Literary Knits which I bought at Dymocks George St store in Sydney, combines two of my passions – knitting and literature.
Subtitled “30 Patterns inspired by favorite books” you can tell this is from the US. The author, Nikol Lohr, lives in Kansas, but the books represented cover a range of English and American, as well as translated, classics.
The Prologue (I cannot read that word without thinking of Frankie Howard and Up Pompeii) but I digress, dear reader. The Prologue contains hints and tips with illustrations. The Americans are keen knitters on circular needles and it is a method I am just taking up.
Each section is entitled ‘In Which We……’. The first is Women’s Accessories. Socks, muffs, mittens, gloves. There are bedsocks for Catherine of ‘Wuthering Heights’, a muff for Kitty from Anna Karenina, a tam, or beret for Francie from ‘ A tree grows in Brooklyn, and gaiters for Katie from the same book, mittens for Meg and Jo from Little Women, two separate patterns, a cloche hat for Daisy from the Great Gatsby, and fingerless gloves for Tess from the Thomas Hardy novel.
I have to confess I have not read all of the novels for the thirty patterns, but I like the look of Francie’s tam, so I’m inspired to read ‘A Tree Grows in Brooklyn’.
The second section is ‘Women’s Shawls and Garments’. It is fashionable at the moment to knit shawls, and there are lots of patterns around. These shawl patterns have been inspired by Emma in Madame Bovary, one inspired by ‘One Hundred Years of Solitude’, by Lucy Honeychurch in ‘Room With a View’, and one by Jane Eyre. In this section, there is also a blouse, a dress, a top and a pullover.
I have to admit that there are garments here I would not wear or knit for myself or family. A dress inspired by Galadriel in ‘Lord of the Rings’ and Elizabeth Bennet’s summer blouse are a little eccentric for me, but if you are a knitter, for something distinctive and individual, this may be the place to look.
In the next section, knitting for men, I can see myself knitting the Sal Paradise vest from ‘On the Road’ for one son-in-law, and the Sydney Carlton cowl for the other. The Ishmael sweater and the John Thornton scarf from ‘Call of the Wild’ would suit outdoorsy types. No one I know would suit the Dorian Gray fingerless gloves! There are also patterns for socks.
The fourth and last section is knitting for children. And this is a delightful section, starting with pinafores inspired by ‘Little House on the Prairie’. A boy’s sweater is inspired by the little known ‘Tin Drum’. Another little-known book, ‘The Golden Compass’ has inspired a hood.

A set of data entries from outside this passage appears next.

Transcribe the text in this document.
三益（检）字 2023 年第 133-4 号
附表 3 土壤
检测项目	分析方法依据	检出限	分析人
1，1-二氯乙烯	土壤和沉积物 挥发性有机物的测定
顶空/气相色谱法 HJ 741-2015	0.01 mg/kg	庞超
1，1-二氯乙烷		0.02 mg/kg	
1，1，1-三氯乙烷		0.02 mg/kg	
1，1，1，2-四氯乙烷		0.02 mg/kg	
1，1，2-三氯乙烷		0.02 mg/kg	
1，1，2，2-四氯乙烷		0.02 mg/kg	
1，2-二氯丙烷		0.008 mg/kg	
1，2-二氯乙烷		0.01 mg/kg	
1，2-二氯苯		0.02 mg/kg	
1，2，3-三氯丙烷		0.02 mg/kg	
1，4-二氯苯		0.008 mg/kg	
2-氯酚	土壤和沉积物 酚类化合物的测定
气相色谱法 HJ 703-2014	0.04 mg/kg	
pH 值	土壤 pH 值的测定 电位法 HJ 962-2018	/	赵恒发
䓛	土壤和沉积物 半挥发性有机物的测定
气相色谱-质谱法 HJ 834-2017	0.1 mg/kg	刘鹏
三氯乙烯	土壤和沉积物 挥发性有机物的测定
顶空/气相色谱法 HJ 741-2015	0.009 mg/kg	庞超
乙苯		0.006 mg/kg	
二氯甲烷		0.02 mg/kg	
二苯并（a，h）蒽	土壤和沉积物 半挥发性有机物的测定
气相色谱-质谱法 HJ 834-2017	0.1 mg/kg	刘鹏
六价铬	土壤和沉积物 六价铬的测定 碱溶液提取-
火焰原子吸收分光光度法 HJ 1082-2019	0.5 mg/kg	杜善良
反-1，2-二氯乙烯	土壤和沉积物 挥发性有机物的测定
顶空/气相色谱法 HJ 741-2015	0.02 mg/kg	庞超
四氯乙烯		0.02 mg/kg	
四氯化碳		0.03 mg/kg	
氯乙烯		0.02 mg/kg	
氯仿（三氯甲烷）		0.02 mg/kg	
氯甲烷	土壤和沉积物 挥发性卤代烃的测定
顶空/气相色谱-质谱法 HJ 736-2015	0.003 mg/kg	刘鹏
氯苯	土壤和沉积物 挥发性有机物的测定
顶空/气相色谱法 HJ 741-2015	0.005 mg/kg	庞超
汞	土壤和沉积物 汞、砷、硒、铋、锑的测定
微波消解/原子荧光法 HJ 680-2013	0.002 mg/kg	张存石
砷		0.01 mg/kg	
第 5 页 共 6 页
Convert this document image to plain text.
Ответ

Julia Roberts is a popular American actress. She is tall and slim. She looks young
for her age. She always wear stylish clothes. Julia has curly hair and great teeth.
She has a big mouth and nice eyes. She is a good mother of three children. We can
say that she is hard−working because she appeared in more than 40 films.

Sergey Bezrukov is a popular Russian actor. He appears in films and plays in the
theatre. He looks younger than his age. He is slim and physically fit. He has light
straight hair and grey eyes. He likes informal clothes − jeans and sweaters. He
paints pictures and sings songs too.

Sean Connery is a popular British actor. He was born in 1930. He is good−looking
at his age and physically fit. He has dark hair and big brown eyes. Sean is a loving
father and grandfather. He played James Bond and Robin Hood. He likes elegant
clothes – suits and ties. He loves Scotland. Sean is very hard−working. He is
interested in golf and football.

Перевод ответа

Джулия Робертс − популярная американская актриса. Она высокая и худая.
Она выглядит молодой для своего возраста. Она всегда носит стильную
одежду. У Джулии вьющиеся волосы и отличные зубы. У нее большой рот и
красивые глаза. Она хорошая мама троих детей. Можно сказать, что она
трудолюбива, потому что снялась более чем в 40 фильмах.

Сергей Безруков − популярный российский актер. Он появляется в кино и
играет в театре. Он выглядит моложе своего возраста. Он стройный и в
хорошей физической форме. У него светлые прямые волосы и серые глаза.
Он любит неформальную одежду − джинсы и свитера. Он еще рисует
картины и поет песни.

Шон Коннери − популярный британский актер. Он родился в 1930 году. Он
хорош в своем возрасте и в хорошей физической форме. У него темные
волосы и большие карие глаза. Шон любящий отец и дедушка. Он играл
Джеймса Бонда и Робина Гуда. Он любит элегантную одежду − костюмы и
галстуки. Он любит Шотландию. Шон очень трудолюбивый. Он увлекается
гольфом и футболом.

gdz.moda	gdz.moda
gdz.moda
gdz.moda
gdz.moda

A charming Scout cardigan is decorated with mockingbirds.
A cheerful bright blue coat is inspired by Phoebe from ‘Catcher in the Rye’.
The book’s last pattern is a bonnet from ‘Silas Marner’, named after Eppie, the foundling.
The Epilogue is an illustrated description of some knitting techniques.
From a knitter’s point of view, this is a book with much variety. It is also not prescriptive but suggests ways to tweak the patterns for an individual garment.
As a reader, I found Nikol Lohr’s introduction to each pattern with a personal reflection on each book and character charming and insightful. This is truly a delightful book for readers and knitters.